On behalf of Mr. Sciamonte, Attorney Nicholas Dixey put suggestions to Mr. Faris and the scientist agreed that the mere presence of a contributor’s DNA on an object was not conclusive proof that there was direct contact with the object.
He also agreed that DNA material transferred from a person onto an object can then be transferred onto another object. Mr. Faris emphasised there are variables that would affect the transfer.
Re-examined by Crown Counsel Tricia Hutchinson, he said those variables would include the surface of the object, whether it was rough or smooth; the length of time of contact; the proportionate area of contact and how lightly an object was held.
After Ms Hutchinson closed the case for the prosecution, Mr. Dixey submitted in the absence of the jury that there was no case for Mr. Sciamonte to answer. The only evidence against him was the DNA.
Mr. Dixey said possession of an item means knowledge of it, custody and control. There was no evidence of Mr. Sciamonte having custody or control of the firearm.
‘The Crown is inviting the jury to speculate as to how his DNA profile appeared on the firearm. The DNA expert cannot say why, where, when or how the transfer took place,’ he argued. ‘Mere presence of the profile does not prove contact with the object.’

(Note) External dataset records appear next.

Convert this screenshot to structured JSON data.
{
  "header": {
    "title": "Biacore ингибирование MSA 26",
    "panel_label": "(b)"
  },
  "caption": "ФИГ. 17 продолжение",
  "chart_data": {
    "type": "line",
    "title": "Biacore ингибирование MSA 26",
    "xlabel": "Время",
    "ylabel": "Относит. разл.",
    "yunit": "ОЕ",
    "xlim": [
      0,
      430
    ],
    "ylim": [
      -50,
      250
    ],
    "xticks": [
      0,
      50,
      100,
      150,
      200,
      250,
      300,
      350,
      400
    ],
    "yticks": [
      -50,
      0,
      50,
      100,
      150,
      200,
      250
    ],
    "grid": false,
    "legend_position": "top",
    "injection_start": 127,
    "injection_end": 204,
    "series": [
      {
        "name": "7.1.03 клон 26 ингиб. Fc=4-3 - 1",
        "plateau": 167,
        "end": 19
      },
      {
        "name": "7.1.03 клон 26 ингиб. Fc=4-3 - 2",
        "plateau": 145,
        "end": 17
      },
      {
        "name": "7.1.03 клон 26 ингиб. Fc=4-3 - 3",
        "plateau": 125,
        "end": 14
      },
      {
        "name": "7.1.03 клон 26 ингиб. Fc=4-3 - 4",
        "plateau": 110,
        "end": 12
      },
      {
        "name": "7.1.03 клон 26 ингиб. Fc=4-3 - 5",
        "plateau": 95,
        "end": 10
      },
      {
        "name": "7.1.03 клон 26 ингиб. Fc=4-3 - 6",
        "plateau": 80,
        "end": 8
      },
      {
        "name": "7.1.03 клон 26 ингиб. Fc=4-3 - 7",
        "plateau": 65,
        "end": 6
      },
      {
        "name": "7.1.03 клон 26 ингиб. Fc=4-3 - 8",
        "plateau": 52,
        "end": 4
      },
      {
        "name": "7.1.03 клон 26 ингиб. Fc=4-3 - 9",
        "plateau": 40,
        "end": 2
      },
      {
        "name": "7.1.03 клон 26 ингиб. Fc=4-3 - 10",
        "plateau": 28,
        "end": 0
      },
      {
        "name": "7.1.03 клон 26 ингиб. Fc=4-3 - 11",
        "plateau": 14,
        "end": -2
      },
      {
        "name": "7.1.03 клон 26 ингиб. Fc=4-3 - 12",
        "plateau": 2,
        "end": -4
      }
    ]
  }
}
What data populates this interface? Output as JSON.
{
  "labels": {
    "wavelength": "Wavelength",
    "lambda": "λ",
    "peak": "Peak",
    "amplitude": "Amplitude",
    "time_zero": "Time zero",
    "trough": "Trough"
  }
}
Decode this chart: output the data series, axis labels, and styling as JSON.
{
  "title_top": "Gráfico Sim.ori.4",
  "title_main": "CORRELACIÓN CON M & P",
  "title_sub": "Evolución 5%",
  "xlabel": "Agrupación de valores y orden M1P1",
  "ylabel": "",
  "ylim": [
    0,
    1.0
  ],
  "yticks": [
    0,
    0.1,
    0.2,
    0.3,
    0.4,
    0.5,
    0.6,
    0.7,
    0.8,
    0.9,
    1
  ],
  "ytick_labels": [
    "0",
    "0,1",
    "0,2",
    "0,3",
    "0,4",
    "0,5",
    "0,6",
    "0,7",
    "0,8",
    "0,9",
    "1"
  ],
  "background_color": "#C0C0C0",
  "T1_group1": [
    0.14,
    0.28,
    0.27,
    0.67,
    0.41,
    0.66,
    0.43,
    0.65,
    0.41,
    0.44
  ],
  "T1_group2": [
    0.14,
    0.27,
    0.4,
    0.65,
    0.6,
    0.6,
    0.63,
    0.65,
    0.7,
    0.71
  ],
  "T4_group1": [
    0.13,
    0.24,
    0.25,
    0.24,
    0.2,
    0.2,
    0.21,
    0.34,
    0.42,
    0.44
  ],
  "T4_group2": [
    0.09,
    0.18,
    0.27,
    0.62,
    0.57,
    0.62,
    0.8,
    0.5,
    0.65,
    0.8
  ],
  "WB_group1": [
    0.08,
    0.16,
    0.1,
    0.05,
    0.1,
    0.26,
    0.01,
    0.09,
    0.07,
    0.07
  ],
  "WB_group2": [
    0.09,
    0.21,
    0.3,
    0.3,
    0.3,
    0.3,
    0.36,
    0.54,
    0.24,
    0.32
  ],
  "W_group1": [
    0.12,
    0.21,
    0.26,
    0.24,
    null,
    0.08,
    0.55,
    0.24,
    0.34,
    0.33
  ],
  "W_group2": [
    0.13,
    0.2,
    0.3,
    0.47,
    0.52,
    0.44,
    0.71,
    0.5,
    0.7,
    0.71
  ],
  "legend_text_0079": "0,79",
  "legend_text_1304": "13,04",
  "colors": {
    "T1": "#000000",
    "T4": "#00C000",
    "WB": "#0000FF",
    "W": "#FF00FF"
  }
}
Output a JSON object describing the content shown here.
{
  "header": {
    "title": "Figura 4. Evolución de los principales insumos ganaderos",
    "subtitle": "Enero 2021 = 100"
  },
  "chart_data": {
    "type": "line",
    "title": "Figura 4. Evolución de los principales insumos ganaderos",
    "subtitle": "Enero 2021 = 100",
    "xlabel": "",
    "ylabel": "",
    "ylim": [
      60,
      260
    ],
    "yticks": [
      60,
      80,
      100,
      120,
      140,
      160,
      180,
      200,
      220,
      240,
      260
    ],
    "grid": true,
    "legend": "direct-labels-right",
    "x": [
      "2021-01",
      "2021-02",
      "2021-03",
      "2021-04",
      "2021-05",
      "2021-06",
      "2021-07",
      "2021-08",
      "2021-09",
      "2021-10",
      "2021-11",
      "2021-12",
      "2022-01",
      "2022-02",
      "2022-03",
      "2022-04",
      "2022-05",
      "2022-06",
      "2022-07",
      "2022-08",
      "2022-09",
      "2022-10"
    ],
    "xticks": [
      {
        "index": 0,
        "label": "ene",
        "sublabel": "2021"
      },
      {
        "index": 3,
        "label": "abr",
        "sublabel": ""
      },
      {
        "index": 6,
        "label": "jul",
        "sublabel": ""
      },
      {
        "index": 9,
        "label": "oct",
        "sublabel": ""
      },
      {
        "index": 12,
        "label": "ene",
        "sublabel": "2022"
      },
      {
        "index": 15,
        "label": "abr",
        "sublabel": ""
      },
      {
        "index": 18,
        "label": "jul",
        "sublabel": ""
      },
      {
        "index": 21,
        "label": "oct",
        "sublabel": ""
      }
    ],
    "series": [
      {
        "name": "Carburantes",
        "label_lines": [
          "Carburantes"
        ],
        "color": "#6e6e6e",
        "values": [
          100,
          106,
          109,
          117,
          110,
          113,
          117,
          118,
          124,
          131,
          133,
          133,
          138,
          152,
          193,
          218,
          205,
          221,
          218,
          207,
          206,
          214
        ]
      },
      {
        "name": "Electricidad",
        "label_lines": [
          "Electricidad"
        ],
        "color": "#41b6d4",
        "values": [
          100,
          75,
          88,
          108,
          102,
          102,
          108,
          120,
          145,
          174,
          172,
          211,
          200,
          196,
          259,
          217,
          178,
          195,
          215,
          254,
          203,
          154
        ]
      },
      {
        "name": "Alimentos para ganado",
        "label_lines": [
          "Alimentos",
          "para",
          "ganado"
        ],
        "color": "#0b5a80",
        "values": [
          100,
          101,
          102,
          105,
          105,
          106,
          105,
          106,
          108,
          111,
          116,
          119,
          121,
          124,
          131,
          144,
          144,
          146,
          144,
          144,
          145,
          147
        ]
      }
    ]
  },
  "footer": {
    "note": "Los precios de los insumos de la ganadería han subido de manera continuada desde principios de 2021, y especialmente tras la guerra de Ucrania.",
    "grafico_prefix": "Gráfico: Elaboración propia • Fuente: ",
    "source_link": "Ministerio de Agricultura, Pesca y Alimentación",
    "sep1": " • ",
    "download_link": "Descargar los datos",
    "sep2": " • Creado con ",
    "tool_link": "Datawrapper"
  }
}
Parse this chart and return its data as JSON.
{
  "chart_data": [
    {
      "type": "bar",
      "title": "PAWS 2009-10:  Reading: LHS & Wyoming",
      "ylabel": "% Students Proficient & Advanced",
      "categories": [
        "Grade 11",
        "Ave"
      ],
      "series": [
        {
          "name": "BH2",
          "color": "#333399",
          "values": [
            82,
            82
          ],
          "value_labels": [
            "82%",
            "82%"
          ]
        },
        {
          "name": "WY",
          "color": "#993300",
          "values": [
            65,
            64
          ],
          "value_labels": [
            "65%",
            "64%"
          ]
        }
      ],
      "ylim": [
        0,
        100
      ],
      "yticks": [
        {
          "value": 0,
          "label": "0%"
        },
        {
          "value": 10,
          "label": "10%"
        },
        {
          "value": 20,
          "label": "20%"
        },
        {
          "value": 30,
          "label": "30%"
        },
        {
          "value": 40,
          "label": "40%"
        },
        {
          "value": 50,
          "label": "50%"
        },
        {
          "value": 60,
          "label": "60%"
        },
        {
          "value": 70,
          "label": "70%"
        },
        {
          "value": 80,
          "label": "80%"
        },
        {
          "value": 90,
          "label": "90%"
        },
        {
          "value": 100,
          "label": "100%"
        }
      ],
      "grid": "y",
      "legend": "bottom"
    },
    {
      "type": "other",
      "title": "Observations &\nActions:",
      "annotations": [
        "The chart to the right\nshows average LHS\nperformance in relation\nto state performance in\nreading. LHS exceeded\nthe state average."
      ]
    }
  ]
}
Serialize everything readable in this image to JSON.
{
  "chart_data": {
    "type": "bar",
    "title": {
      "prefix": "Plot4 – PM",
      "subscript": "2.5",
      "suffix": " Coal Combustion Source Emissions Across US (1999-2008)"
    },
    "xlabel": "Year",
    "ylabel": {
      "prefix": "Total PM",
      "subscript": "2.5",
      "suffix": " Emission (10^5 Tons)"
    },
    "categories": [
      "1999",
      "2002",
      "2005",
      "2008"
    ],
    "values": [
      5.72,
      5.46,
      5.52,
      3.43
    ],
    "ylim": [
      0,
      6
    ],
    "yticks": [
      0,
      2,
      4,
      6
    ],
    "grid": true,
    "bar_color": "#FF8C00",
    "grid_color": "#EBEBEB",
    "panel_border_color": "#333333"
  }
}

Assuming it was Mr. Sciamonte’s DNA, there was no evidence whatsoever how it got on the gun, Mr. Dixey pointed out. It was for the Crown to disprove various scenarios: the defendant might have been hit in the face with it; he might have been handed it and dropped it as soon as he realised what it was.
He summed up: ‘DNA is capable of assisting the Crown’s case but it cannot tell the story by itself…. The significance of DNA depends largely on other evidence and may be of considerable significance – on its own, it may not take the case very far.’
Chief Justice Anthony Smellie asked, ‘When does contact become possession?’ He indicated he was satisfied with the statistical calculation of the probability that the DNA matched that of Mr. Sciamonte. But his concern was the elements of the offence itself.
Ms Hutchinson called it a borderline case. She agreed there might be some difficulty in terms of proving control.
The Chief Justice concluded: ‘I think the jury could be invited to say there could have been contact, but it would be pure speculation to say how that contact occurred.’
The jury was then taken back into court and the Chief Justice explained what had happened in their absence. He said he had concluded there was insufficient evidence to call on Phillip Sciamonte to answer the charge against him.
Statistical calculation may have allowed jurors to conclude that Mr. Sciamonte had contact with the firearm at some stage, but that by itself was insufficient for them to conclude in law that he was in possession of it.
In the circumstances, the jury had to accept his ruling and return a not guilty verdict.
Ms Hutchinson then reviewed the evidence against Mr. Whittaker and Defence Attorney Scott Wilson commented on it, saying jurors must have a reasonable doubt.
His client’s DNA was not on the gun, he emphasised. ‘If you’re sure Mr. Whittaker’s DNA was on the sock, you have to be sure of the circumstances in which it came to be on the sock,’ he said.
One of the officers who stopped the truck had said Mr. Whittaker was sweating profusely. ‘That might be an innocent reason why his DNA was on the sock,’ Mr. Wilson suggested.
He also questioned whether the officer who patted the men down was wearing gloves at the time or if he was bare-handed. If the officer was wearing gloves, could the defendant’s DNA get onto the gloves and then onto the sock when the same officer later searched the truck while wearing those gloves?
The officer himself was adamant that he did not have gloves on when he patted down the occupants of the truck. His partner could not recall whether the searching officer was wearing gloves for the pat-downs, Mr. Wilson noted.
He emphasised the possibility of Mr. Whittaker’s DNA being on the sock by secondary transfer.
‘Mere presence of DNA is not evidence of knowledge, custody and control, merely evidence that he touched that sock or touched something else that touched that sock,’ he said.